ANSWER: A hiatal hernia is a larger-than-normal hiatus (hole) in the diaphragm where the esophagus goes through and connects with the stomach. If the hiatus is large enough, the stomach can move upward into the chest, which often causes symptoms of abdominal discomfort. This is then called a paraesophageal or hiatal hernia.
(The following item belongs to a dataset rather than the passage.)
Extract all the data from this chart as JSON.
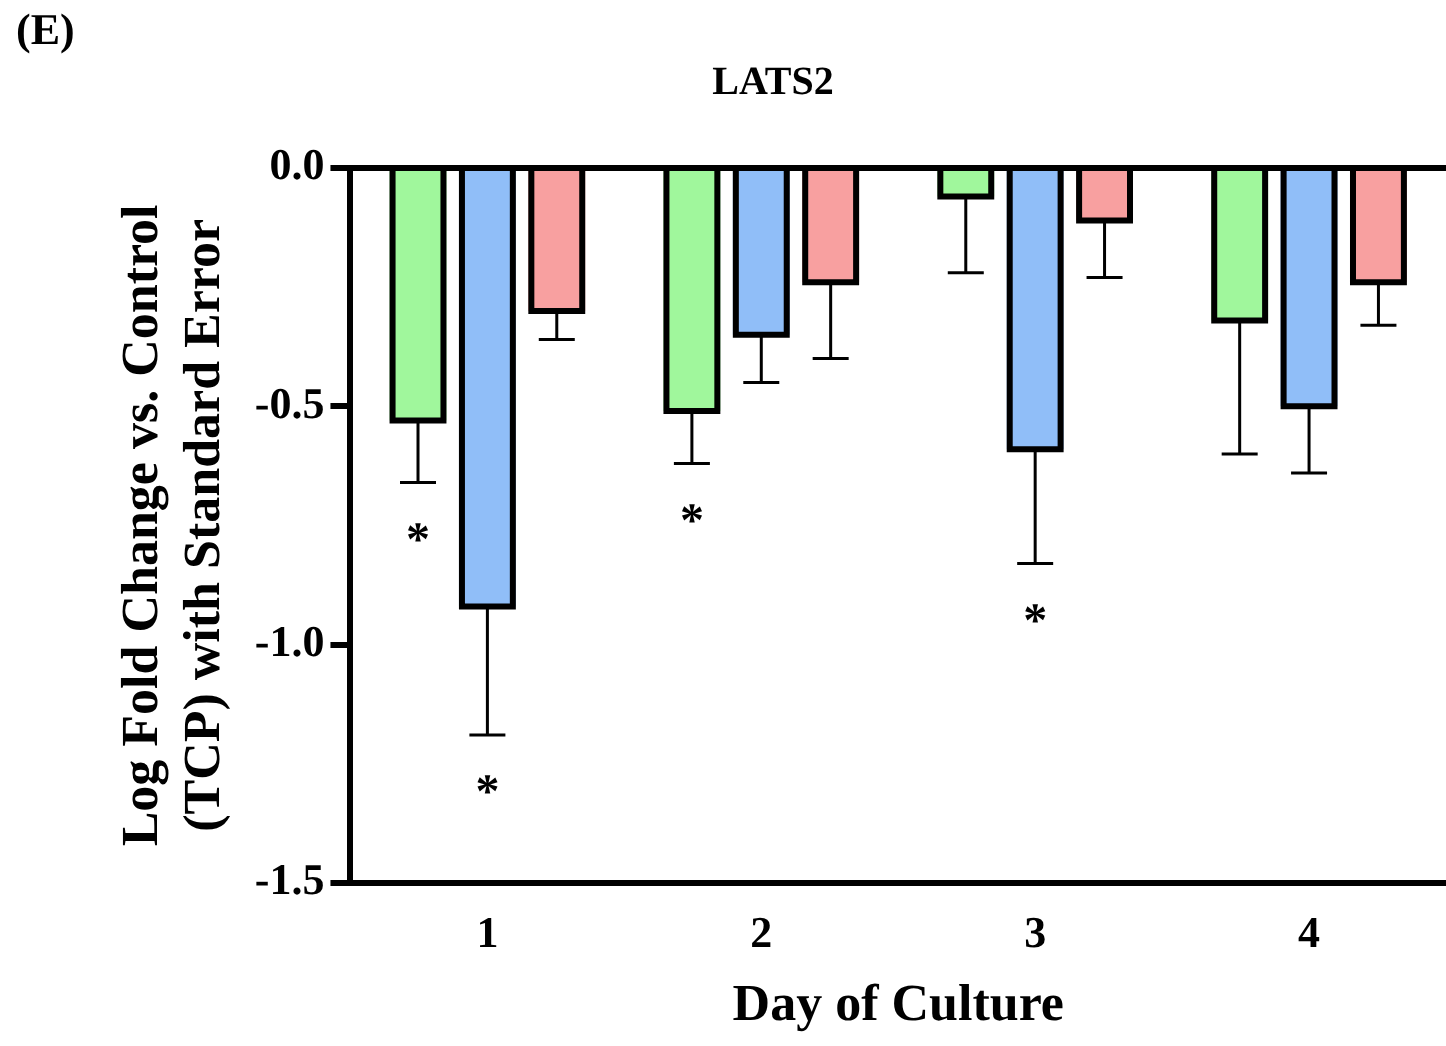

The size of the hiatus is not an indication for surgery. Surgery is considered if medications such as the omeprazole (Prilosec) and sucralfate (Carafate) fail to control symptoms, but it takes time for maximal effect of the medicines. Surgery is also indicated if there is a complication, such as the stomach getting stuck in the chest, twisting or bleeding.
If you continue to have symptoms despite a good trial of medication therapy, then surgery is a reasonable consideration. Your age should not prevent the surgery. All surgeries have risks, so surgery should never be entered into lightly. But the 30-day mortality rate of an elective hiatal hernia repair surgery is in the range of 1% to 1.5%. This is low, but not zero.
Your blood condition, monoclonal gammopathy of uncertain significance, is a possible precursor to the blood cancer multiple myeloma, and I am sure your hematologist-oncologist is monitoring you carefully. The risk for a blood clot around surgery may be higher in people with MGUS, so the surgeon must work with your oncologist and should consider extra precautions to try to prevent blood clots. Otherwise, I don’t think that MGUS should interfere with your ability to get surgery.
DEAR DR. ROACH: I just had my yearly physical with my primary care doctor of 12 years. I am a 77-year-old man. My blood pressure is controlled with enalapril and metoprolol. My doctor wants to have my lab results for calcium and potassium rechecked in four weeks. My lab results were calcium of 10.3 and potassium of 5.4. Are these two readings something to be concerned about? If so, what is the prognosis? — K.C.
ANSWER: Enalapril, an ACE inhibitor, causes potassium levels to rise, but usually not to the point where the medication needs to be stopped. A level of 5.4 is above the usual upper limit of normal, so your doctor is being extra careful. This number alone does not mean the medicine needs to be stopped.
Your calcium level is also on the high side. In a 77-year-old, hyperparathyroidism is the most likely cause of an abnormal calcium level. Parathyroid hormone has nothing to do with thyroid hormone: The four parathyroid glands are located immediately adjacent to the thyroid gland in the neck. If the calcium is repeatedly high, your doctor will probably look at the level of parathyroid hormone (PTH) in the blood. Very high calcium levels or complications of elevated PTH, such as kidney stones, are indications for removal of a parathyroid gland that is releasing excess hormone.